The structure that is used for indexes of database programs is a B+ Tree. It is a balanced bucketed n-ary tree.
From Wikipedia:
For a b-order B+ tree with h levels of index:
The maximum number of records stored is n = b^h
The minimum number of keys is 2(b/2)^(h−1)
The space required to store the tree is O(n)
Inserting a record requires O(log-b(n)) operations in the worst case
Finding a record requires O(log-b(n)) operations in the worst case
Removing a (previously located) record requires O(log-b(n)) operations in the worst case
Performing a range query with k elements occurring within the range requires O(log-b(n+k)) operations in the worst case.
I use this in my program. You can add your data to the structure as it comes and you can always traverse it in order, front to back or back to front, or search quickly for any value. If you don't find the value, you will have the insertion point where you can add the value.
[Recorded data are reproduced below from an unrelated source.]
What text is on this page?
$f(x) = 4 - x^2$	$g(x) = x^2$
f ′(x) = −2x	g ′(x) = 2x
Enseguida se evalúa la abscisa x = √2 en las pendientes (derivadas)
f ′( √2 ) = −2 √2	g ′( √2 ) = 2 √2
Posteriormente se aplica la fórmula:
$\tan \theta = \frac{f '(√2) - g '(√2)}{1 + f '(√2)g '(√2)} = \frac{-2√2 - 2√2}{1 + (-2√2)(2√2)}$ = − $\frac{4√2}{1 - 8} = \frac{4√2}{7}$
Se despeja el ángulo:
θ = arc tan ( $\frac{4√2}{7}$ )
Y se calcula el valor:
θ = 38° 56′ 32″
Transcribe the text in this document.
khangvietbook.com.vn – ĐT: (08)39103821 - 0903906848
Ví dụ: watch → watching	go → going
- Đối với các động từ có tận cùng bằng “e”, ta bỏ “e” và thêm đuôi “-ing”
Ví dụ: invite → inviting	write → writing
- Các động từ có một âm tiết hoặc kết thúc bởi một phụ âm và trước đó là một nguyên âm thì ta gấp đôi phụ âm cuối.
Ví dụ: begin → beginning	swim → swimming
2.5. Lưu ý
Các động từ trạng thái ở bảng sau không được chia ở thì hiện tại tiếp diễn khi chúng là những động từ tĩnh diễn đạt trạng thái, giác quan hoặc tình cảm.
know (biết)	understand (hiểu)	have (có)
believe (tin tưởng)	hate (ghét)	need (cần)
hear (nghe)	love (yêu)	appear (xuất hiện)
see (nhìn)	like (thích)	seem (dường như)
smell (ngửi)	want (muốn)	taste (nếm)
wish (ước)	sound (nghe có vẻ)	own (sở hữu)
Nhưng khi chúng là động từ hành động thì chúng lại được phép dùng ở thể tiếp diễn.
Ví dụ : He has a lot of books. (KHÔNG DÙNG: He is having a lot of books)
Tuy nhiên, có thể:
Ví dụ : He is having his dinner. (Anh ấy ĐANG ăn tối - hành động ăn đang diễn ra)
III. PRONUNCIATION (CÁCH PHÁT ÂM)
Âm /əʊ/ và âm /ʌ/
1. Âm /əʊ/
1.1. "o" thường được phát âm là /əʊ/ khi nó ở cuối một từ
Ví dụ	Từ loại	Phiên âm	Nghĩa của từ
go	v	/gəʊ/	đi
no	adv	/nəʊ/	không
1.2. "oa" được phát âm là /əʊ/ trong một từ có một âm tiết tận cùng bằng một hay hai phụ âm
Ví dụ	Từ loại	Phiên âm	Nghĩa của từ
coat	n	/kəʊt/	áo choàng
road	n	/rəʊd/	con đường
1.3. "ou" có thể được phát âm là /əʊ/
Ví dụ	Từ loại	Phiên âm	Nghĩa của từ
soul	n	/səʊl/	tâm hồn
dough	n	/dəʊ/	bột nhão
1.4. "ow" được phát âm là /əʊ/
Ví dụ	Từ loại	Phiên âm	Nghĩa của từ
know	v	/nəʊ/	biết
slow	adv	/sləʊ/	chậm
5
You can optimize the structure for your program by playing around with b, the size of the buckets.
An interesting presentation about B+ trees: Tree-Structured Indexes
You can get the entire code in C++.
Edit: Now I see your comment that your requirement to know the "i-th sorted element in the set" is an important one. All of a sudden, that makes many data structures less than optimal.
You are probably best off with a SortedList or even better, a SortedDictionary. See the article: Squeezing more performance from SortedList. Both structures have a GetKey function that will return the i-th element.
Likely a heap sort. Heaps are only O(log N) to add new data, and you can pop off the net results at any time in O(N log N) time.
If you always need the whole list sorted every time, then there's not many other options than an insertion sort. It will likely be O(N^2) though with HUGE hassle of linked skip lists you can make it O(N log N).
I would use a heap/priority queue. Worst case is same as average case for runtime. Next element can be found in O(log n) time.
Here is a templatized C# implementation that I derived from this code.
If you just need to know the ith smallest element as it says in the comments, use the BFPRT algorithm which is named after the last names of the authors: Blum, Floyd, Pratt, Rivest, and Tarjan and is generally agreed to be the biggest concentration of big computer science brains in the same paper. O(n) worst-case.
Ok, you want you data sorted, but you need to extract it via an index number.
Start with a basic Tree such as the afforementioned Red-Black trees.
Modify the tree algo such that as you insert elements into the tree all nodes encountered during insertion and deletion keep a count of the number of elements under each branch.
Then when you are extracting data from the tree you can calculate the index as you go, and know which branch to take based on whether is greater or less than the index you are trying to extract.
One other consideration. 10M elements+ in a tree that uses dynamic memory allocation will suck up alot of memory overhead. i.e. The pointers may take up more space than your actual data, plus whatever other member is used to implement the data structure. This will lead to serious memory fragmentation, and in the worst cases, degrade the system's overall performance. (Churning data back and forth from virtual memory.) You might want to consider implementing a combination of block and dynamic memory allocation. Something where in you sort the tree into blocks of data, thus reducing the memory overhead.
Check out the comparison of sorting algorithms in Wikipedia.
Randomized Jumplists are interesting as well.
They require less space as BST and skiplists.
Insertion and deletion is O(log n)
By a "set of double data," do you mean a set of real-valued numbers? One of the more commonly used algorithms for that is a heap sort, I'd check that out. Most of its operations are O( n * log(n) ), which is pretty good but doesn't meet all of your criteria. The advantages of heapsort is that it's reasonably simple to code on your own, and many languages provide libraries to manage a sorted heap.